Jesus ist das vollkommene und unverfälschte Abbild des Charakters
Gottes. Er ist nicht nur ein Aspekt des Wesens Gottes. So als könne Gott
auch noch ganz anders... Nein, Gott ist nie anders als er sich in Jesus
gezeigt hat. Und Jesus demonstriert mit seinem ganzen Leben absolute
Gewaltlosigkeit. Sogar bis zum Tod. Vergebung für seine Henker anstelle
von Racheandrohung. Unter diesem Blickwinkel müssen all die
gewalttätigen Stellen im AT verstanden werden.
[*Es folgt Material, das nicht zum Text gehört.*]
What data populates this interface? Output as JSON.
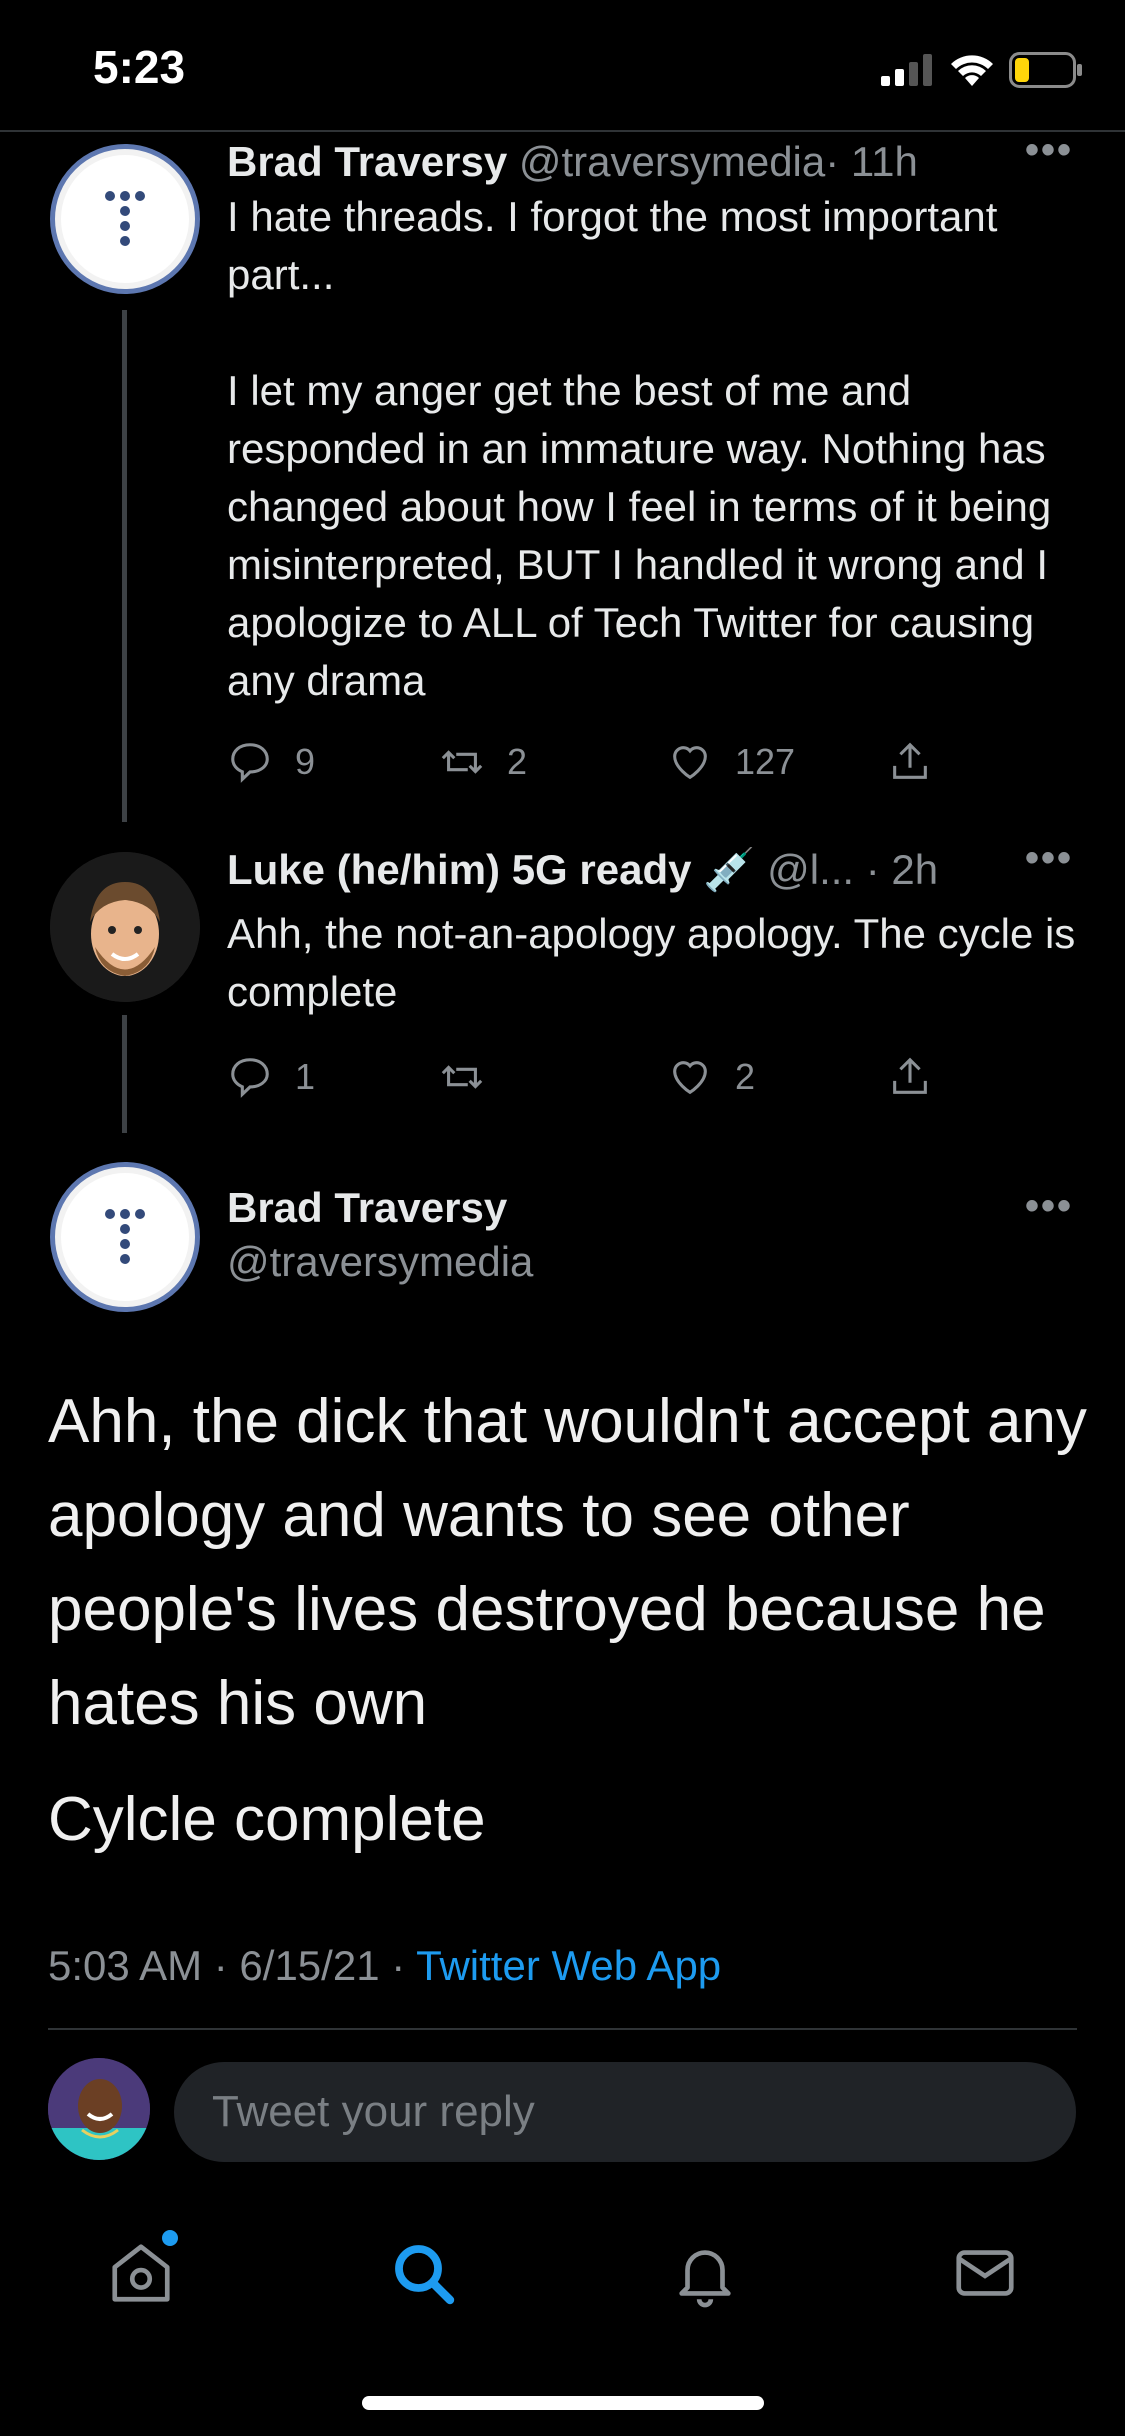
{
  "status_bar": {
    "time": "5:23"
  },
  "tweets": [
    {
      "name": "Brad Traversy",
      "handle": "@traversymedia",
      "time": "· 11h",
      "text": "I hate threads. I forgot the most important part...\n\nI let my anger get the best of me and responded in an immature way. Nothing has changed about how I feel in terms of it being misinterpreted, BUT I handled it wrong and I apologize to ALL of Tech Twitter for causing any drama",
      "replies": "9",
      "retweets": "2",
      "likes": "127"
    },
    {
      "name": "Luke (he/him) 5G ready 💉",
      "handle": "@l...",
      "time": "· 2h",
      "text": "Ahh, the not-an-apology apology. The cycle is complete",
      "replies": "1",
      "retweets": "",
      "likes": "2"
    }
  ],
  "main_tweet": {
    "name": "Brad Traversy",
    "handle": "@traversymedia",
    "text1": "Ahh, the dick that wouldn't accept any apology and wants to see other people's lives destroyed because he hates his own",
    "text2": "Cylcle complete",
    "timestamp": "5:03 AM · 6/15/21 · ",
    "source": "Twitter Web App"
  },
  "reply_box": {
    "placeholder": "Tweet your reply"
  },
  "tabbar": {
    "items": [
      "home-icon",
      "search-icon",
      "notifications-icon",
      "messages-icon"
    ],
    "active": "search-icon"
  },
  "colors": {
    "accent": "#1d9bf0",
    "background": "#000000",
    "secondary_text": "#8b9095"
  }
}
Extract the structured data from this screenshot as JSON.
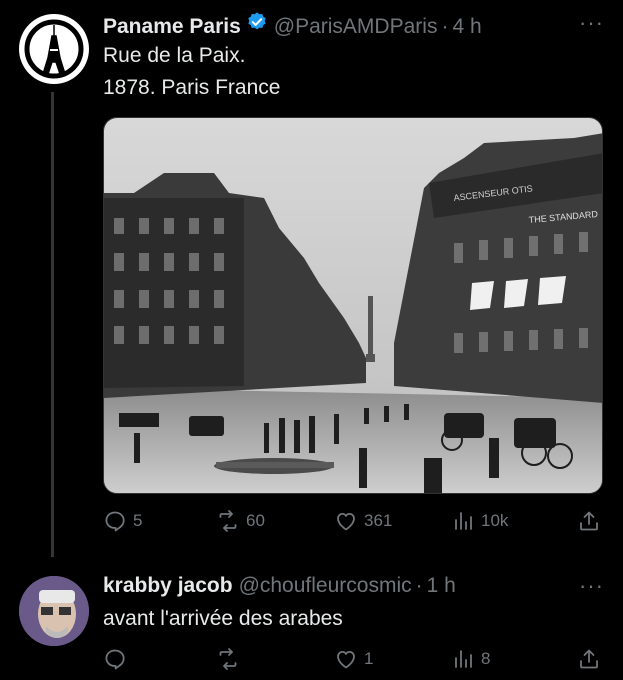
{
  "tweets": [
    {
      "name": "Paname Paris",
      "handle": "@ParisAMDParis",
      "time": "4 h",
      "verified": true,
      "text_lines": [
        "Rue de la Paix.",
        "1878. Paris France"
      ],
      "has_media": true,
      "media_signs": [
        "ASCENSEUR OTIS",
        "THE STANDARD"
      ],
      "stats": {
        "replies": "5",
        "reposts": "60",
        "likes": "361",
        "views": "10k"
      }
    },
    {
      "name": "krabby jacob",
      "handle": "@choufleurcosmic",
      "time": "1 h",
      "verified": false,
      "text_lines": [
        "avant l'arrivée des arabes"
      ],
      "has_media": false,
      "stats": {
        "replies": "",
        "reposts": "",
        "likes": "1",
        "views": "8"
      }
    }
  ],
  "ui": {
    "separator": "·",
    "more": "···"
  },
  "colors": {
    "background": "#000000",
    "text": "#e7e9ea",
    "muted": "#71767b",
    "verified": "#1d9bf0",
    "line": "#333639"
  }
}
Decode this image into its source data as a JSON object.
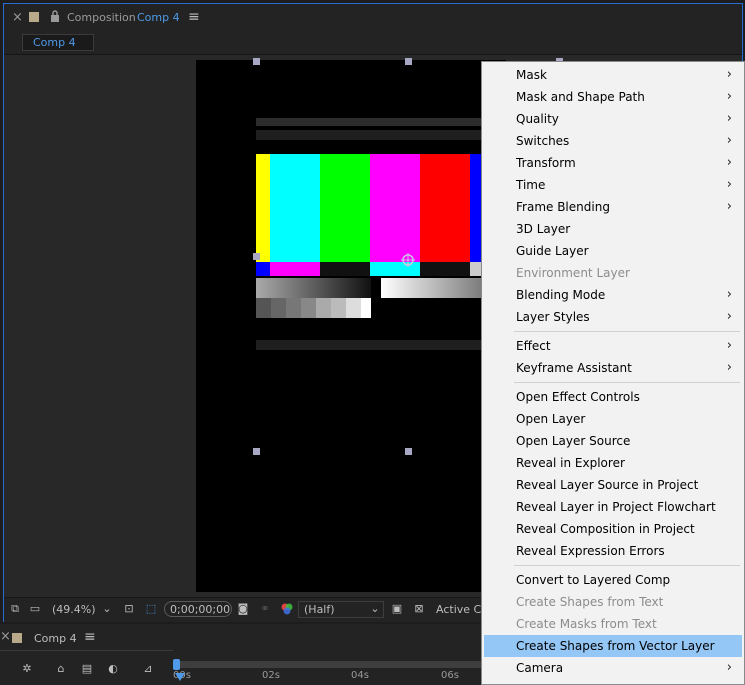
{
  "panel": {
    "close_glyph": "×",
    "title_prefix": "Composition",
    "comp_name": "Comp 4",
    "menu_glyph": "≡",
    "tab_label": "Comp 4"
  },
  "toolbar": {
    "zoom": "(49.4%)",
    "timecode": "0;00;00;00",
    "resolution": "(Half)",
    "active_camera": "Active Ca"
  },
  "timeline": {
    "close_glyph": "×",
    "tab_label": "Comp 4",
    "menu_glyph": "≡",
    "ruler_labels": [
      "00s",
      "02s",
      "04s",
      "06s"
    ]
  },
  "context_menu": {
    "items": [
      {
        "label": "Mask",
        "submenu": true,
        "enabled": true
      },
      {
        "label": "Mask and Shape Path",
        "submenu": true,
        "enabled": true
      },
      {
        "label": "Quality",
        "submenu": true,
        "enabled": true
      },
      {
        "label": "Switches",
        "submenu": true,
        "enabled": true
      },
      {
        "label": "Transform",
        "submenu": true,
        "enabled": true
      },
      {
        "label": "Time",
        "submenu": true,
        "enabled": true
      },
      {
        "label": "Frame Blending",
        "submenu": true,
        "enabled": true
      },
      {
        "label": "3D Layer",
        "submenu": false,
        "enabled": true
      },
      {
        "label": "Guide Layer",
        "submenu": false,
        "enabled": true
      },
      {
        "label": "Environment Layer",
        "submenu": false,
        "enabled": false
      },
      {
        "label": "Blending Mode",
        "submenu": true,
        "enabled": true
      },
      {
        "label": "Layer Styles",
        "submenu": true,
        "enabled": true
      },
      {
        "separator": true
      },
      {
        "label": "Effect",
        "submenu": true,
        "enabled": true
      },
      {
        "label": "Keyframe Assistant",
        "submenu": true,
        "enabled": true
      },
      {
        "separator": true
      },
      {
        "label": "Open Effect Controls",
        "submenu": false,
        "enabled": true
      },
      {
        "label": "Open Layer",
        "submenu": false,
        "enabled": true
      },
      {
        "label": "Open Layer Source",
        "submenu": false,
        "enabled": true
      },
      {
        "label": "Reveal in Explorer",
        "submenu": false,
        "enabled": true
      },
      {
        "label": "Reveal Layer Source in Project",
        "submenu": false,
        "enabled": true
      },
      {
        "label": "Reveal Layer in Project Flowchart",
        "submenu": false,
        "enabled": true
      },
      {
        "label": "Reveal Composition in Project",
        "submenu": false,
        "enabled": true
      },
      {
        "label": "Reveal Expression Errors",
        "submenu": false,
        "enabled": true
      },
      {
        "separator": true
      },
      {
        "label": "Convert to Layered Comp",
        "submenu": false,
        "enabled": true
      },
      {
        "label": "Create Shapes from Text",
        "submenu": false,
        "enabled": false
      },
      {
        "label": "Create Masks from Text",
        "submenu": false,
        "enabled": false
      },
      {
        "label": "Create Shapes from Vector Layer",
        "submenu": false,
        "enabled": true,
        "highlighted": true
      },
      {
        "label": "Camera",
        "submenu": true,
        "enabled": true
      }
    ]
  },
  "colors": {
    "accent": "#4f9ae8",
    "menu_highlight": "#94c7f5",
    "panel_border": "#2b6cd0"
  }
}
Sie sind nicht Ausdruck
von Gottes Wesen, sondern inspirierte Dokumentation eines sich langsam
entwickelnden und klärenden Gottesbildes, dass in der Offenbarung Jesu
als Gott mündet.
Die Bibel ist so inspiriert und so authentisch, dass sie auch abbildet,
wie sich das jüdische Gottesbild entwickelt hat. Das Gottesbild ist ja nicht vom
Himmel gefallen. Abraham kannte Gott zuerst nicht, in Ägypten lernen sie
ganz andere Gätter kennen und dann baut
sich ein jüdisches Gottesbild auf, das oft auch noch gemischt ist mit
den alten Gottesvorstellungen, den Bildern ihrer antiken Umwelt usw. All
das wird auf ihr Gottesbild projiziert, von der Bibel dokumentiert, von
Gott immer wieder korrigiert und von uns reflektiert im Spiegel der
Offenbarung Gottes in Jesus.
Wer das liest, entwickelt leider allzu schnell den Gedanken, dass Gott uns gegenüber ja nun nicht mehr gewalttätig sondern gnädig ist, weil Jesus die Strafe und den Zorn und die Rache Gottes auf sich genommen hat.
Dieser
Gedanke ist eben heikel. Das ist ja im Kern die Idee von penal substitution. Bei diesem Gedanken wird Gott nicht weniger gewalttätig,
er verzichtet nur uns gegenüber auf Gewalt, auf Strafe und Vergeltung,
weil er seine Wut und seinen Zorn an Jesus
ausgelassen hat. Jesus hat den tödlichen schlag abbekommen, weil er
sich dazwischen geworfen hat. Und nur darum bleiben wir verschont. Aber
genau dieses soteriologische Modell zementiert eben die Vorstellung
eines rachsüchtigen, nach ausgleichender Gerechtigkeit strebenden
Gottes, der erst zufrieden sein kann, der erst vergeben kann, wenn
jemand bezahlt hat. Aber was ist besonders an Vergebung, wenn vorher
jemand dafür bezahlt hat? Das kann doch jeder. Gottes Liebe ist und
bleibt Feindesliebe. Er fängt nicht erst an zu lieben, wenn der Feind
sich zum Freund gewandelt hat. In Jesus offenbart sich nicht nur eine
Methode, wie Gott in Zukunft auf Gewalt verzichten kann, sondern in
Jesus offenbart sich das absolut gewaltfreie Wesen Gottes.